PROJECT SUMMARY / ABSTRACT
A central feature of the plasma membrane (PM) of eukaryotic cells is the asymmetric distribution of various lipid
types across the two membrane leaflets. Maintaining such transbilayer organization requires investment of
significant energetic resources, implying an important functional role for interleaflet lipid segregation. A prominent
example are charged lipids like phosphatidylserine (PS): normally restricted to the cytoplasmic PM leaflet in
healthy cells, their permanent exposure on the exoplasmic face marks the cell for phagocytosis by macrophages.
The paradigm has recently been challenged by observations that PS temporarily flips to the outer PM leaflet
during antigen-induced activation in healthy immune cells. The purpose and mechanisms of this phenomenon
are wholly unknown, nor is it clear whether this redistribution is specific for PS, or rather leads to wholesale
lipidomic and biophysical scrambling of the two PM leaflets. To investigate these intriguing questions, we
propose to study the characteristics, regulatory mechanisms, and functional roles of this reversible lipid
scrambling during immune cell activation. In Aim 1, we will use advanced lipidomics and imaging techniques to
characterize the changes in membrane lipid organization during immune cell activation. We hypothesize that
antigen activation induces transient, highly localized, and non-specific lipid scrambling, in contrast to the
canonical permanent PS exposure associated with apoptosis. In Aim 2, we will identify the molecular
mechanisms responsible for this effect. Using super-resolution microscopy, we will monitor the nanoscale
organization of various lipid translocators, flipped lipids, and key machinery in the immune signaling cascade.
We expect to observe spatial segregation and confinement of these key molecules into specialized PM domains.

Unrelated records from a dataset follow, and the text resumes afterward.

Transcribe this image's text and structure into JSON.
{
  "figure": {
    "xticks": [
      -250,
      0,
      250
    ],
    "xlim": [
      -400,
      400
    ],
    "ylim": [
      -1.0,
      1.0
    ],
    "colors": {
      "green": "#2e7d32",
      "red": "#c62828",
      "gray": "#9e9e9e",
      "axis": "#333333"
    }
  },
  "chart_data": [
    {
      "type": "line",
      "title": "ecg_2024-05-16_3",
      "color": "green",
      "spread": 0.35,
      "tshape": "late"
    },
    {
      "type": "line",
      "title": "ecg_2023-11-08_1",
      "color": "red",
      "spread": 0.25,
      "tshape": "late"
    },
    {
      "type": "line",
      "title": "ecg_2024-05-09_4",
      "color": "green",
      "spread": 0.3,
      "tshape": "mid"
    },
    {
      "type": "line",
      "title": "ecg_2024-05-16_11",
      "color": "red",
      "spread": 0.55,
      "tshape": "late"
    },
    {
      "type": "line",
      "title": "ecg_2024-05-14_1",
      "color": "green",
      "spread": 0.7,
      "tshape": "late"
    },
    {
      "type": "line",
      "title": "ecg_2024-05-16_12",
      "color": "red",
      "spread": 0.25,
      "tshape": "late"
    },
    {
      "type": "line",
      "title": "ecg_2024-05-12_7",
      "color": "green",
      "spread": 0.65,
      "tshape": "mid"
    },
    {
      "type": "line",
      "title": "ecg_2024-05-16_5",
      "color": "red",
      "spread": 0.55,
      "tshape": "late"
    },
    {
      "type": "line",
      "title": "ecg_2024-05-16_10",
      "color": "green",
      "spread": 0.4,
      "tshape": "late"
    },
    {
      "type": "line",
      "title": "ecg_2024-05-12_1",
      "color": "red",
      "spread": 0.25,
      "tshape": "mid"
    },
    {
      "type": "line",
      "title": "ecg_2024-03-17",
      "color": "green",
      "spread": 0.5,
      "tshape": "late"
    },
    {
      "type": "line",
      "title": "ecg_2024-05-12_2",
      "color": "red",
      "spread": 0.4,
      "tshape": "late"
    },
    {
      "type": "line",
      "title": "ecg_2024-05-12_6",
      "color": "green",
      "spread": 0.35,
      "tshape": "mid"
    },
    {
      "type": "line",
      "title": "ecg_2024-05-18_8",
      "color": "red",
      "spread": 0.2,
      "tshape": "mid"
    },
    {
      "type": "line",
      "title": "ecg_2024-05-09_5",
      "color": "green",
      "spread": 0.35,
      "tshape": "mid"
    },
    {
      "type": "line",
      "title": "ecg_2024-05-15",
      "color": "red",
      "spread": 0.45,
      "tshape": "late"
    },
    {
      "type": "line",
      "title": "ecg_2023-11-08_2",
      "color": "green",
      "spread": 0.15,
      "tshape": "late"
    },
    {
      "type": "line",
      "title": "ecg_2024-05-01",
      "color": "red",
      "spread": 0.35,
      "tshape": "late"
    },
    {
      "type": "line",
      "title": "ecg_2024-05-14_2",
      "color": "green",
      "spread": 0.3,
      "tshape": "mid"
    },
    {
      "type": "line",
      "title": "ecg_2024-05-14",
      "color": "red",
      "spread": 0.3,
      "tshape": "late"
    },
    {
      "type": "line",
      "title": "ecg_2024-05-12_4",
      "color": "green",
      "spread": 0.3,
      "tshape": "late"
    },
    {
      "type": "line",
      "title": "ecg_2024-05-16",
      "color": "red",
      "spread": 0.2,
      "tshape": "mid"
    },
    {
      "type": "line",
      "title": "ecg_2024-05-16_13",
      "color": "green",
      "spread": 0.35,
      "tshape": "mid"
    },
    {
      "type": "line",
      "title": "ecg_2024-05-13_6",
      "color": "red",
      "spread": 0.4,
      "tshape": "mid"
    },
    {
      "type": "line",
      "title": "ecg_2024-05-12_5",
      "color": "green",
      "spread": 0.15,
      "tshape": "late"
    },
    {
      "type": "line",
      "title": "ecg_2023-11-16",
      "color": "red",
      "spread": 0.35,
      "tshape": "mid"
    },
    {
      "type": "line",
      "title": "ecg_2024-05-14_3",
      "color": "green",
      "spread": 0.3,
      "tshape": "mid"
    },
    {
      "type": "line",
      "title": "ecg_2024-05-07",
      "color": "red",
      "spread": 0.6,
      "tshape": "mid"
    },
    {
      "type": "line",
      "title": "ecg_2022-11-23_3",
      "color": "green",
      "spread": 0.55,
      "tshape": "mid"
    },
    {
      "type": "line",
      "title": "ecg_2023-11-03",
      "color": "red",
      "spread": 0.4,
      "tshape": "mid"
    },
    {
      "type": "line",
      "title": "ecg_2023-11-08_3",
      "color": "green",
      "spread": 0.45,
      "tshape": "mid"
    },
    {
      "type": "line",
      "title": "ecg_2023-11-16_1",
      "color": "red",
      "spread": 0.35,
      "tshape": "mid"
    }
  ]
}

Finally, in Aim 3 we will examine the functional implications of lipid scrambling by evaluating the effect of PM
asymmetry on protein-membrane interactions. We hypothesize that activation-induced scrambling reduces the
charge density of the inner PM leaflet, leading to dissociation of charge-dependent signaling proteins from the
membrane. To test this hypothesis, we will use fluorescence microscopy in situ—as well as biophysical tools in
vitro and in silico—to examine the membrane binding affinity of polybasic-domain containing proteins, including
the oncogene Ras, in symmetric and asymmetric membranes. The successful execution of these aims will
produce important and novel insights into physiologically regulated changes in membrane organization and its
role in immune cell activation. Moreover, these studies will provide the first detailed lipidomic and biophysical
characterization of both unperturbed and functionally modified PM asymmetry. The findings may be extensible
to cell activation in a variety of other contexts, and are thus expected to have far-reaching impacts by revealing
new potential targeting for understanding and treating pathologies.